La Presse Anarchiste

« Aux yeux du souvenir »

Je viens de voir « Aux yeux du sou­venir ». Et je tiens à dire sans plus atten­dre que cet excel­lent film révèle et classe son auteur, nous le mon­tre sous un jour nou­veau, enri­chit remar­quable­ment son reg­istre émo­tion­nel. Homme de goût et artiste con­scien­cieux, Jean Delan­noy sem­blait ignor­er la valeur de l’émotion. Il ne savait pas vibrer.

Il igno­rait la musique et le trem­ble­ment. Même répé­tant Gide et ses sen­ti­ments si poé­tique­ment déli­cats, il ne met­tait pas en nous cette note de pitié et d’amour con­damné qui plane au-dessus du poème gidi­en ; et, il fal­lait tous les dons sim­ples et touchants de cette inou­bli­able Mor­gan, pour nous saisir au cœur et atten­drir notre âme. Ain­si, « La Sym­phonie Pas­torale », erreur empreinte de dig­nité, mar­quait un nou­v­el échec de Delannoy.

Cette fois, la vapeur est renversée.

Con­sciem­ment ou non, Delan­noy s’est ren­con­tré avec la sen­si­bil­ité. Il en résulte un film spir­ituel et passionnant.

Des per­son­nages adorables sont les héros d’un scé­nario mou­ve­men­té ayant l’aviation pour cadre, l’amour pour cause et l’esprit des grands enfants pour style.

Ce film n’est pas seule­ment bien fait ; il est aus­si vivant et plein de traits char­mants. Certes, la psy­cholo­gie en est assez super­fi­cielle ; mais cela importe vrai­ment peu dans un réc­it qui entremêle très joli­ment les sen­ti­ments con­tra­dic­toires, amu­sants, pro­fonds, extrêmes, dans des sit­u­a­tions de la meilleure veine dra­ma­tique et dans le mieux équili­bré des rythmes.

Le lan­gage de Delan­noy est celui d’un homme aux idées nettes, au tal­ent dépourvu du moin­dre génie, mais qui con­naît l’orthographe, la syn­taxe, la forme élé­gante et raf­finée, le mot exact, l’efficacité d’un ton tou­jours égal et le sens de l’expression dis­tin­guée. De telles car­ac­téris­tiques sont trop rares pour ne point être saluées avec sympathie.

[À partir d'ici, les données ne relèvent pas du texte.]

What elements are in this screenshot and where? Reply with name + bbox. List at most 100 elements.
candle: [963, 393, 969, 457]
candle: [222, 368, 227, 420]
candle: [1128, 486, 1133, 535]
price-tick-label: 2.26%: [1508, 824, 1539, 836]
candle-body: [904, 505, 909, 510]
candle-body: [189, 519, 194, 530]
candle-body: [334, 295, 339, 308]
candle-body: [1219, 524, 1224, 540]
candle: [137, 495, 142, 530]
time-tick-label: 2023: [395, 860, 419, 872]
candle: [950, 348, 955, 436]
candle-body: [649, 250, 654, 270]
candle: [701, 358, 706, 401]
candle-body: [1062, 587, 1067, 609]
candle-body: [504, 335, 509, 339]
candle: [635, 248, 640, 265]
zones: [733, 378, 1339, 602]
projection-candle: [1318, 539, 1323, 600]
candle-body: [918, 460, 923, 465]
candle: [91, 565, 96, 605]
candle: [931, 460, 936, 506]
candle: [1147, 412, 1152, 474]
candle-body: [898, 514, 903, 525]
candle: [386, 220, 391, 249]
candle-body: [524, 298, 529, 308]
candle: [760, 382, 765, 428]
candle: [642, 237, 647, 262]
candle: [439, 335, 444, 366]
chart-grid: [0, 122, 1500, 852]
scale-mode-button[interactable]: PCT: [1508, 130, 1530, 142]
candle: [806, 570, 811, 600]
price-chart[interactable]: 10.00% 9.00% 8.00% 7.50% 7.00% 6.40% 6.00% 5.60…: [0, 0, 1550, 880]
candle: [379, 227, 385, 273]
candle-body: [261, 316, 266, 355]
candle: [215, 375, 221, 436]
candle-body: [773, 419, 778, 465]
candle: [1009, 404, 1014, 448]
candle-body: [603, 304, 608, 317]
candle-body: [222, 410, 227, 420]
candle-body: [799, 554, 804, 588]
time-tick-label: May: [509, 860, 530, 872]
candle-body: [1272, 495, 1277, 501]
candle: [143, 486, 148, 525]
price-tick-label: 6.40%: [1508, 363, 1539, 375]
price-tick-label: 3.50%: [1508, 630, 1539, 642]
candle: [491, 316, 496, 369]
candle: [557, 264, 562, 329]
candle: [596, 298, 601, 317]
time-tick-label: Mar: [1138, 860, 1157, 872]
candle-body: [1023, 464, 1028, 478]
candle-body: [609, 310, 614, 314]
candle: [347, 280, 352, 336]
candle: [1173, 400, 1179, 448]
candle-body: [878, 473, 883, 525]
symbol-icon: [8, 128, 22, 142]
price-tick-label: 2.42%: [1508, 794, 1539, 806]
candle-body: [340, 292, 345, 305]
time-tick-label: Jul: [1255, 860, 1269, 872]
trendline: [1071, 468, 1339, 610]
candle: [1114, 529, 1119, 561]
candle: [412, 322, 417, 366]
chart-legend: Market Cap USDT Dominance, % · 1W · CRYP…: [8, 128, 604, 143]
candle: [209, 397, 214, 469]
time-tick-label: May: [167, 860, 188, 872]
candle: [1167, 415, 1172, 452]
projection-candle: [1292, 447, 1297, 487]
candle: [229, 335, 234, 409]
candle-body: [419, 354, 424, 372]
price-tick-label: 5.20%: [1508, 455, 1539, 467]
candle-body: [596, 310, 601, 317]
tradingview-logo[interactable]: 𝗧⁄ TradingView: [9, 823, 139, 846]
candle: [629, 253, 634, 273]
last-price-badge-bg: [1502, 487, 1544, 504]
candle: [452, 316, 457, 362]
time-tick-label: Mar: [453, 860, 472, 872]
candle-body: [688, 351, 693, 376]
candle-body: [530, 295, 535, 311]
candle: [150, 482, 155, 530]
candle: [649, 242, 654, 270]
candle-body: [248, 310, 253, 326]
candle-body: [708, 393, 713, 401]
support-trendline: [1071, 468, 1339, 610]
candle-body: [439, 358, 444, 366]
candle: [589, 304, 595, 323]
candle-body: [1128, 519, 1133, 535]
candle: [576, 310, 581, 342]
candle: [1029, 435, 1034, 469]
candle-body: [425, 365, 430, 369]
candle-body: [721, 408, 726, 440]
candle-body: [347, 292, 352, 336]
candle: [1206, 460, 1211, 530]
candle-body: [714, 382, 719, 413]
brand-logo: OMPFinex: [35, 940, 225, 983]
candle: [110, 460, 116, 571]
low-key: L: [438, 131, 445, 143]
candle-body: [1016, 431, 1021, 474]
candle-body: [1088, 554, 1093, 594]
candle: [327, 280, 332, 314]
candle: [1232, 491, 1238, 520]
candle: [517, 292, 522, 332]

Toutes les images de « Aux yeux du Sou­venir » ont un con­tenu humain duquel se dégage une saveur intel­li­gente et nuancée. Le dia­logue est signé Hen­ri Jean­son. Cela veut dire que tous les mots, toutes les répliques sen­tent l’humour le plus pétil­lant, la vivac­ité, l’esprit séduisant. Jou­vet a rai­son : Jean­son est un éveilleur.

Je me sou­viens avoir été assez intel­lec­tu­al­iste pour reprocher à Jean­son, cer­tains jours, de « penser avec des mots ». Il y a chez cet auteur incisif et cul­tivé, un charme très parisien, une élo­quence toute de con­ver­sa­tion, une gouaille ordon­née, un par­fum, une ironie tein­tée de ten­dresse, voilée de fer­veur, et puis surtout – et cela est mer­veilleux – Une façon de ne pas se pren­dre au sérieux. Tout cela car­ac­térise un maître du trait et de la « sen­su­al­ité de l’esprit ». Le seul nom de Jean­son évoque pour moi Nogent, les guinguettes, les amoureux enlacés, les rires, l’amertume, la nos­tal­gie des choses per­dues, un monde de rêves.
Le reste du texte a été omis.